A few months later, another test came back positive. This time, there was no jumping up and down, no screaming and crying of unbelievable happiness, just… fear. I was still excited, but the level of excitement has dissipated drastically. Throughout my entire pregnancy, the milestones that I previously would have been ecstatic over, I just… went through. Day to day, being pregnant. Fearing that tomorrow, I might not be anymore and even if I still am, it doesn’t replace the baby that I had lost.

I felt a distance from my baby from not being able to celebrate my pregnancy as I would have before. I was always happy because, I love my children more than life but after the uncontrollable excitement I had felt previously from finally being pregnant after months and months of trying, my excitement was minimized. Even after she was born, I was so happy to meet her but I still felt grief and a little distance. I immediately felt love for her but I also couldn’t help but think that my other baby would be 5 months old right about now.

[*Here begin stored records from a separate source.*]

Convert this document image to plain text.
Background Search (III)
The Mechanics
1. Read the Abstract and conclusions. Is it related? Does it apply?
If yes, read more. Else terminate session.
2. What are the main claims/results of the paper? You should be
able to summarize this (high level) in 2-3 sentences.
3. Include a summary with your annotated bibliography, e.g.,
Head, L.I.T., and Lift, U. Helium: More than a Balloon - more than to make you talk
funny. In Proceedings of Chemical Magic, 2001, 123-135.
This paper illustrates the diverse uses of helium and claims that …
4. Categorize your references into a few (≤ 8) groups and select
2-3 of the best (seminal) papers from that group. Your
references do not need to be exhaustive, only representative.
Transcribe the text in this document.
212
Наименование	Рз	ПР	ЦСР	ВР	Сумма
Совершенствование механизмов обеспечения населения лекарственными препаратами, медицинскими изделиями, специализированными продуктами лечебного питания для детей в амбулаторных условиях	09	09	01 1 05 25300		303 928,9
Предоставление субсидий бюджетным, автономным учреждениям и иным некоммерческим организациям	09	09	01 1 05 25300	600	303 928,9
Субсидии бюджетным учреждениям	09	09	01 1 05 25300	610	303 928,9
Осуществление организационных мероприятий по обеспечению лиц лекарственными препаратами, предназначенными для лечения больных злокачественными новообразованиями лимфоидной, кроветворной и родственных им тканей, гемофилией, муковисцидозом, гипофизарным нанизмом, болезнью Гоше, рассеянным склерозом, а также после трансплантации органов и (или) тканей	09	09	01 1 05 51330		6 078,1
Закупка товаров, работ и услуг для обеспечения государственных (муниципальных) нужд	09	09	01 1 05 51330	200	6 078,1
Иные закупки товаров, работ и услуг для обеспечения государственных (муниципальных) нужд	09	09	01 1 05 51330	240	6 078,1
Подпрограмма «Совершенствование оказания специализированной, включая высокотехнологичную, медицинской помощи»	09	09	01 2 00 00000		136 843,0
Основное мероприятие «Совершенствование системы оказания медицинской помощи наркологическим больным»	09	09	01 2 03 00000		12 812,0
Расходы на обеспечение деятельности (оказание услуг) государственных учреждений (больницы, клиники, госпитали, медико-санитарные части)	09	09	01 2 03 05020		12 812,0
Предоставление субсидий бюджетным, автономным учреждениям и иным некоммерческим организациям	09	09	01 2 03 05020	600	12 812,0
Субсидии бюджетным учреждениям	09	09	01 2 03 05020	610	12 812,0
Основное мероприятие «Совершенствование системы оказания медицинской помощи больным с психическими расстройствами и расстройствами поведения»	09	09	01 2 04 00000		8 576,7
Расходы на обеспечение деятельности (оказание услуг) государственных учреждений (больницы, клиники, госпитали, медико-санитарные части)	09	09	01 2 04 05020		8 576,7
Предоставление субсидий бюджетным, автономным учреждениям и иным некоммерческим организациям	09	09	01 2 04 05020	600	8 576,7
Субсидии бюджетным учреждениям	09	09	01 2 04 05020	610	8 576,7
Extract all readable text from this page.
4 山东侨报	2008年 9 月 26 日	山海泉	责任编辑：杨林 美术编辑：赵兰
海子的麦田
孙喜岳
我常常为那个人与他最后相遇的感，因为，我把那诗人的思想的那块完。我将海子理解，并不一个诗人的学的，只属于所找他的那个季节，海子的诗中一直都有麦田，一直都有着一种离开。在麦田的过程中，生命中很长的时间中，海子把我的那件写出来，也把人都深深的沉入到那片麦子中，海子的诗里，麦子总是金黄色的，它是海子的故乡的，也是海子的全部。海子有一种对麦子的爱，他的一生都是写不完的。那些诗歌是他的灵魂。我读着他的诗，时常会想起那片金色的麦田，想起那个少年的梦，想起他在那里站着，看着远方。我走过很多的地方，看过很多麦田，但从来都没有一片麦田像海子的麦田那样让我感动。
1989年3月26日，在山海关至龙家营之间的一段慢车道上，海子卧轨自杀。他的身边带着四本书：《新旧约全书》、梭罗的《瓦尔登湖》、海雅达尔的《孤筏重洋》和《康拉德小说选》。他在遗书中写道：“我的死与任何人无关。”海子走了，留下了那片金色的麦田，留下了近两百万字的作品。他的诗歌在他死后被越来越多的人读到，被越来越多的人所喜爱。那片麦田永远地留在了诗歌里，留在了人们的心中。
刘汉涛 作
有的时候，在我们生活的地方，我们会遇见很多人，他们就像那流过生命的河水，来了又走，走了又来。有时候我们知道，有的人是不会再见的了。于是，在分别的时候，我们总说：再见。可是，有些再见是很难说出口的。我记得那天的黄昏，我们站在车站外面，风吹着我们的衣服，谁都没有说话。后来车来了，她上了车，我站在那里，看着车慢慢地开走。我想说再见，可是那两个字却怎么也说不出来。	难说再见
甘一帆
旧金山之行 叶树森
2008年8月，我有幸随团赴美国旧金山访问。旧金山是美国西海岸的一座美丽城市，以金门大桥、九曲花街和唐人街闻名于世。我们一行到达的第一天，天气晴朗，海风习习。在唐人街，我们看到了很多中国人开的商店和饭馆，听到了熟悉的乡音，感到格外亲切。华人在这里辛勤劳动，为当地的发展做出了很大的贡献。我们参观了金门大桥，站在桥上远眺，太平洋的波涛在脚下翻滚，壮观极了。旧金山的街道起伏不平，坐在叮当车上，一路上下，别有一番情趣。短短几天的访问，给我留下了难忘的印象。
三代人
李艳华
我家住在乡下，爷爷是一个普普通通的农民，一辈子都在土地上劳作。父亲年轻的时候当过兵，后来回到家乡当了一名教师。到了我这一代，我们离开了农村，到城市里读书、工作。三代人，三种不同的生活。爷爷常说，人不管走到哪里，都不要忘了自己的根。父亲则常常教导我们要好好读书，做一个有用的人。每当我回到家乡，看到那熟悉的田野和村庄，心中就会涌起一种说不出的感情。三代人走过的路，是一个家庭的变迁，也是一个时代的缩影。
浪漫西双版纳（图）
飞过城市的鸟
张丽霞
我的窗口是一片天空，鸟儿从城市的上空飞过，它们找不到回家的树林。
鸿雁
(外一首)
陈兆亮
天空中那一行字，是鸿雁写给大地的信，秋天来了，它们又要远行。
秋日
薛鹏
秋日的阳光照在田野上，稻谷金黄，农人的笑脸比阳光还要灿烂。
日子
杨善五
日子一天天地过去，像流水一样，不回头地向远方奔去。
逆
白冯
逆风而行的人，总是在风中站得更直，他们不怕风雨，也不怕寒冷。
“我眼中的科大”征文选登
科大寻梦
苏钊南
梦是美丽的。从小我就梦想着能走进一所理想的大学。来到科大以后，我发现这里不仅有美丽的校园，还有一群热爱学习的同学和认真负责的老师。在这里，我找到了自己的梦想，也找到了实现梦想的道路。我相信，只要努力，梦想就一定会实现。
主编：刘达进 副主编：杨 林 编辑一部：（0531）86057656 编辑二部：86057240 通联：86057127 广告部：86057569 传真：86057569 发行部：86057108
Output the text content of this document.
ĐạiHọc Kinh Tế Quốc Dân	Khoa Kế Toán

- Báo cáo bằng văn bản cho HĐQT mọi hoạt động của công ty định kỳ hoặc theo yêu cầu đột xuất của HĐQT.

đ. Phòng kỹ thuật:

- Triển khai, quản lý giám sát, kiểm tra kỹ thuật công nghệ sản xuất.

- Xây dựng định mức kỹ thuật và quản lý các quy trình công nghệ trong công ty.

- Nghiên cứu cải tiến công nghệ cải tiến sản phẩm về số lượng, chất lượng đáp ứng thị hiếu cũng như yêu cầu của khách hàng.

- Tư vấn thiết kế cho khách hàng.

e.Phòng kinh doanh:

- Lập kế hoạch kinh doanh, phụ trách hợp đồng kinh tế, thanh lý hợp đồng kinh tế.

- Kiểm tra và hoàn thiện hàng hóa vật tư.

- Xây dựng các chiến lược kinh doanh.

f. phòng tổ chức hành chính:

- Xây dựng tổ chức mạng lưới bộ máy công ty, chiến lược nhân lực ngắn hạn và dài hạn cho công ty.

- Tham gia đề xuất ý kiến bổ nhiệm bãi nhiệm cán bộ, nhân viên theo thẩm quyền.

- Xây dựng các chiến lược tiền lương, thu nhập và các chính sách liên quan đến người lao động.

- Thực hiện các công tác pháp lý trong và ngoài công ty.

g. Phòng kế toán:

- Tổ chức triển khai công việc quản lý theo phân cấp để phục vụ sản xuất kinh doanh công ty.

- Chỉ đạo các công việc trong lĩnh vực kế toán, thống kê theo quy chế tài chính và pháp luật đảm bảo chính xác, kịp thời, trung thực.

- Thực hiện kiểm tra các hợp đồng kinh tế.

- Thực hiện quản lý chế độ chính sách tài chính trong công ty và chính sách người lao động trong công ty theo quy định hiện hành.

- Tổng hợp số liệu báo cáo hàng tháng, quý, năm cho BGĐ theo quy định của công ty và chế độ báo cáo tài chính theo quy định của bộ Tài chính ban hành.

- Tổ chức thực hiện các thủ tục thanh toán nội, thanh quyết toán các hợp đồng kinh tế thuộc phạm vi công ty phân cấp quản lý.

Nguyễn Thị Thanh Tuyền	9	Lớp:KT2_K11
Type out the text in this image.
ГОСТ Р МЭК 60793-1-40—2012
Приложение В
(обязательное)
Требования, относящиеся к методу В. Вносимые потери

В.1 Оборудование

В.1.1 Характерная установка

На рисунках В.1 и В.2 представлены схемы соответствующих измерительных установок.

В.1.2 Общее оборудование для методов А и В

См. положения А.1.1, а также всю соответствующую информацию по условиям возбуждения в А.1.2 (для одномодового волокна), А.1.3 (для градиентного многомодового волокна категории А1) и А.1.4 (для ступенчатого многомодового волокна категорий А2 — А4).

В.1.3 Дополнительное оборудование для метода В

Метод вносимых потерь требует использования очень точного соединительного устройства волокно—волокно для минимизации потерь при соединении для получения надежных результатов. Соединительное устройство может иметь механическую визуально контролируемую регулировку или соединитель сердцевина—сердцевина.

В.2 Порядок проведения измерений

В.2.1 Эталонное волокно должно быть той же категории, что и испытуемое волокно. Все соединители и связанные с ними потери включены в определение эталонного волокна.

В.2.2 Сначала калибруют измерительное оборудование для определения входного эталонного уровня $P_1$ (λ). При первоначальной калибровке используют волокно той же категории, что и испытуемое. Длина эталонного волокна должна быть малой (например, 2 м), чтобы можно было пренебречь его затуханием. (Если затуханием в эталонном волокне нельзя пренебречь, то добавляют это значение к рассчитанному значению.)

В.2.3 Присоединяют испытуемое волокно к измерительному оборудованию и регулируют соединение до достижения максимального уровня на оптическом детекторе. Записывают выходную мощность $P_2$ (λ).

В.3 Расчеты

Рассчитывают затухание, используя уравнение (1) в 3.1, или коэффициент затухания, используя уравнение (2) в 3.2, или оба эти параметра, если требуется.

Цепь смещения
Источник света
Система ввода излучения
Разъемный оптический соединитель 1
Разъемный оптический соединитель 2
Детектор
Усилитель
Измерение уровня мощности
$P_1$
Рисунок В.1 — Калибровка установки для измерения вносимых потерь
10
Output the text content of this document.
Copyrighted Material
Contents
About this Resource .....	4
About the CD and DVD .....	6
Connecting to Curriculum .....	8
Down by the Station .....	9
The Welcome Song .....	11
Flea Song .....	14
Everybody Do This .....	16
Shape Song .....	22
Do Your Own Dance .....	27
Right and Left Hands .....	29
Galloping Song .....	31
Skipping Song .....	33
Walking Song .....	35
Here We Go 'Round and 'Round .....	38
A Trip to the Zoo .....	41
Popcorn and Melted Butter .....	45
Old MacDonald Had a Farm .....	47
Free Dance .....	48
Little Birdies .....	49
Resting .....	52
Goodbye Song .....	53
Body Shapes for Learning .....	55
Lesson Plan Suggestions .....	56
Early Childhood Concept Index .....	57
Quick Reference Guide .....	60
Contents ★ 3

Now, I have a beautiful little 9 month old girl and a sweet 5 year old boy. I love my family and live a humble and happy life with lots of giggles and smiles. My children make me happy every single day but I will never forget about the baby that I lost.

I choose to believe that my baby didn’t make it because God knew that it wouldn’t be a healthy baby or pregnancy. I choose to attempt to see the bright side of things in a time where it was pure darkness. Some things you will never get back but I learned that they do get better.

We do heal and life does become beautiful again.